Agenda utama hari itu adalah pembacaan dakwaan. Dengan suara tegas, Jaksa Penuntut Umum (JPU) menyatakan bahwa Noel didakwa menerima gratifikasi selama masa jabatannya. Nilainya tak main-main.
“Bahwa Terdakwa IMMANUEL EBENEZER GERUNGAN pada periode Oktober 2024 s.d. Agustus 2025, baik langsung maupun tidak langsung telah menerima uang yang seluruhnya berjumlah Rp3.365.000.000,00 (tiga miliar tiga ratus enam puluh lima juta rupiah) dan 1 (satu) unit sepeda motor Ducati Scrambler dengan Nopol B 4225 SUQ dari ASN Kemnaker dan pihak swasta,” ujar Jaksa.

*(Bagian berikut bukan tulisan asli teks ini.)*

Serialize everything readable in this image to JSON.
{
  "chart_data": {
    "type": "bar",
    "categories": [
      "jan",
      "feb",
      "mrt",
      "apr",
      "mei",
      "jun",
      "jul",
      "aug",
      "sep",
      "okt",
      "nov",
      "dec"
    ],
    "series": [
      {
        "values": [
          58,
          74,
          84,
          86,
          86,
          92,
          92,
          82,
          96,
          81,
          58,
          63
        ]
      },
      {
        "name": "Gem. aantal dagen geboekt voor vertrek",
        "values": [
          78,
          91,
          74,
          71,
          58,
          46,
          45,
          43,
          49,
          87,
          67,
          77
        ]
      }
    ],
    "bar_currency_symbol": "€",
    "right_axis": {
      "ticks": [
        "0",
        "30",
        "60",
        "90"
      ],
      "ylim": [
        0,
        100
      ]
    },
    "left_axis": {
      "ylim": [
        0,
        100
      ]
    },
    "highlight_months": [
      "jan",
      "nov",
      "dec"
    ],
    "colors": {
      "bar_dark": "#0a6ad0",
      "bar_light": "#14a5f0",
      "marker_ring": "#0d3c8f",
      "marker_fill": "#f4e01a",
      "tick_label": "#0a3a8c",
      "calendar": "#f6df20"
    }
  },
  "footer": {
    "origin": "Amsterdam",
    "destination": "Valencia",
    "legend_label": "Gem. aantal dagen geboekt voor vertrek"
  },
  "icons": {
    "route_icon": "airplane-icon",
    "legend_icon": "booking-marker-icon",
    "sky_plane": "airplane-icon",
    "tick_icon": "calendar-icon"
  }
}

Menurut jaksa, uang dan motor itu tak pernah dilaporkan ke KPK dalam batas waktu 30 hari setelah diterima. Karena itu, penerimaan itu dianggap sebagai gratifikasi yang berubah menjadi suap. Hal ini melanggar Pasal 12C ayat (2) Undang-Undang Tipikor.
“Sehingga seluruh penerimaan uang tersebut merupakan Gratifikasi yang dianggap suap yang diterima oleh Terdakwa IMMANUEL EBENEZER GERUNGAN yang tidak ada alas hak yang sah menurut hukum,” tegasnya.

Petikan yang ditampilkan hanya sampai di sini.